……
身后传来一阵喷酒声,秦绵打了个酒嗝,晃晃悠悠的从椅子上站起来,跑出几步后又跑回来,抓起吧台上的酒杯一饮而尽,然后才跌跌撞撞的追出去。
陆申绕道停车场取车,刚把车钥匙插进去,就见挡风玻璃上扑过来一道黑影,一张白花花的笑脸贴在挡风玻璃上朝着他笑。
“我曹!”陆申吓得差点没一脚又没踩到底,大骂了一声拉开车门冲下车,一把拽住秦绵的腰将她从挡风玻璃上拽下来,“我说,你特么的神经病吧?要是神经病拜托你别缠着我了,咱们俩真不熟。”
“额!”秦绵打了个酒嗝,喷了他一脸酒气,委屈的眨巴着眼睛看着他,好一会儿才说,“怎么会不熟呢?我是你的顾客啊!顾客就是上帝,你怎么跟你上帝说话呢?”说完一把推开他,闪身绕到副驾驶那边拉开车门坐了进去。
陆申无言的抚了抚额,瞬间有种被狗皮膏药黏住的感觉。
秦绵坐在副驾驶,见车还没动,打了个酒嗝,伸手摇下车窗探出脑袋看陆申,“哎,捕蝇草,开车啊,它怎么不走了?”
陆申回头恶狠狠的瞪了她一眼,转身上车。
“你家在哪儿?我送你回去。
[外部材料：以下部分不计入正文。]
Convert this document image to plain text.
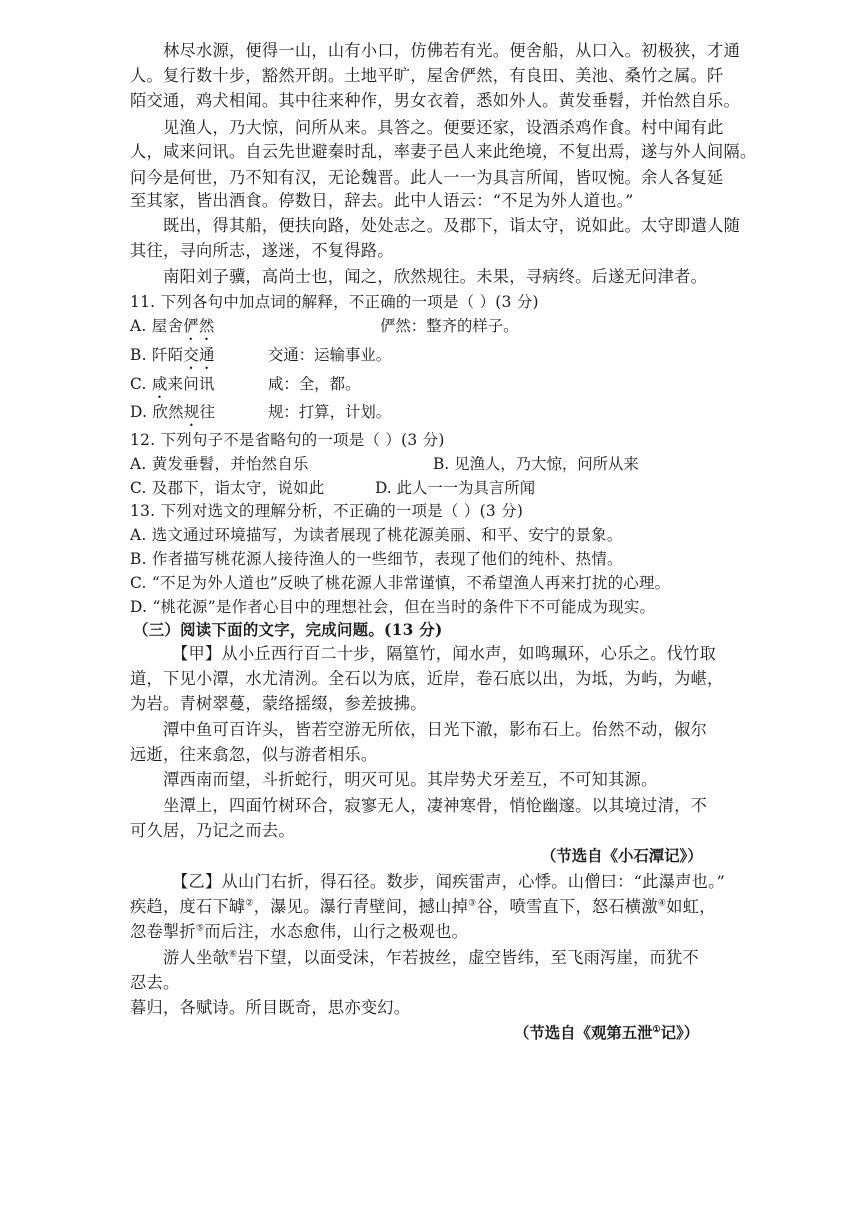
林尽水源，便得一山，山有小口，仿佛若有光。便舍船，从口入。初极狭，才通
人。复行数十步，豁然开朗。土地平旷，屋舍俨然，有良田、美池、桑竹之属。阡
陌交通，鸡犬相闻。其中往来种作，男女衣着，悉如外人。黄发垂髫，并怡然自乐。
见渔人，乃大惊，问所从来。具答之。便要还家，设酒杀鸡作食。村中闻有此
人，咸来问讯。自云先世避秦时乱，率妻子邑人来此绝境，不复出焉，遂与外人间隔。
问今是何世，乃不知有汉，无论魏晋。此人一一为具言所闻，皆叹惋。余人各复延
至其家，皆出酒食。停数日，辞去。此中人语云：“不足为外人道也。”
既出，得其船，便扶向路，处处志之。及郡下，诣太守，说如此。太守即遣人随
其往，寻向所志，遂迷，不复得路。
南阳刘子骥，高尚士也，闻之，欣然规往。未果，寻病终。后遂无问津者。
11. 下列各句中加点词的解释，不正确的一项是（ ）(3 分)
A. 屋舍俨然	俨然：整齐的样子。
B. 阡陌交通	交通：运输事业。
C. 咸来问讯	咸：全，都。
D. 欣然规往	规：打算，计划。
12. 下列句子不是省略句的一项是（ ）(3 分)
A. 黄发垂髫，并怡然自乐	B. 见渔人，乃大惊，问所从来
C. 及郡下，诣太守，说如此	D. 此人一一为具言所闻
13. 下列对选文的理解分析，不正确的一项是（ ）(3 分)
A. 选文通过环境描写，为读者展现了桃花源美丽、和平、安宁的景象。
B. 作者描写桃花源人接待渔人的一些细节，表现了他们的纯朴、热情。
C. “不足为外人道也”反映了桃花源人非常谨慎，不希望渔人再来打扰的心理。
D. “桃花源”是作者心目中的理想社会，但在当时的条件下不可能成为现实。
（三）阅读下面的文字，完成问题。(13 分)
【甲】从小丘西行百二十步，隔篁竹，闻水声，如鸣珮环，心乐之。伐竹取
道，下见小潭，水尤清洌。全石以为底，近岸，卷石底以出，为坻，为屿，为嵁，
为岩。青树翠蔓，蒙络摇缀，参差披拂。
潭中鱼可百许头，皆若空游无所依，日光下澈，影布石上。佁然不动，俶尔
远逝，往来翕忽，似与游者相乐。
潭西南而望，斗折蛇行，明灭可见。其岸势犬牙差互，不可知其源。
坐潭上，四面竹树环合，寂寥无人，凄神寒骨，悄怆幽邃。以其境过清，不
可久居，乃记之而去。
（节选自《小石潭记》）
【乙】从山门右折，得石径。数步，闻疾雷声，心悸。山僧曰：“此瀑声也。”
疾趋，度石下罅②，瀑见。瀑行青壁间，撼山掉③谷，喷雪直下，怒石横激④如虹，
忽卷掣折⑤而后注，水态愈伟，山行之极观也。
游人坐欹⑥岩下望，以面受沫，乍若披丝，虚空皆纬，至飞雨泻崖，而犹不
忍去。
暮归，各赋诗。所目既奇，思亦变幻。
（节选自《观第五泄①记》）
”陆申一边发动车子,一边回头看秦绵。
“家?”秦绵茫然的看着他,好一会儿才反应过来,把头摇的跟拨浪鼓似的,急急的说,“不,不回家,家里有花,百合花,那么大,好大!”双手在胸前比划了一个大圈,然后瞪着醉蒙蒙的眼镜可怜巴巴的看着陆申,“不回家,不回家,捕蝇草,不回家!”
去你喵的捕蝇草!
陆申猛地一踩刹车,秦绵的身体随着惯性往前扑,脑门“咚!”的一声撞在挡风玻璃上。
“啊!疼!”秦绵嘟囔了一声,捂着脑袋扭头看陆申,一双圆滚滚的大眼睛水汪汪的蓄着两潭水,仿佛他要是再说一句话就能决堤一样。
陆申也不知道自己是中了什么蛊了,好似每次看到秦绵这种可怜巴巴的表情就没折儿,叹了口气,弯腰附身凑过去。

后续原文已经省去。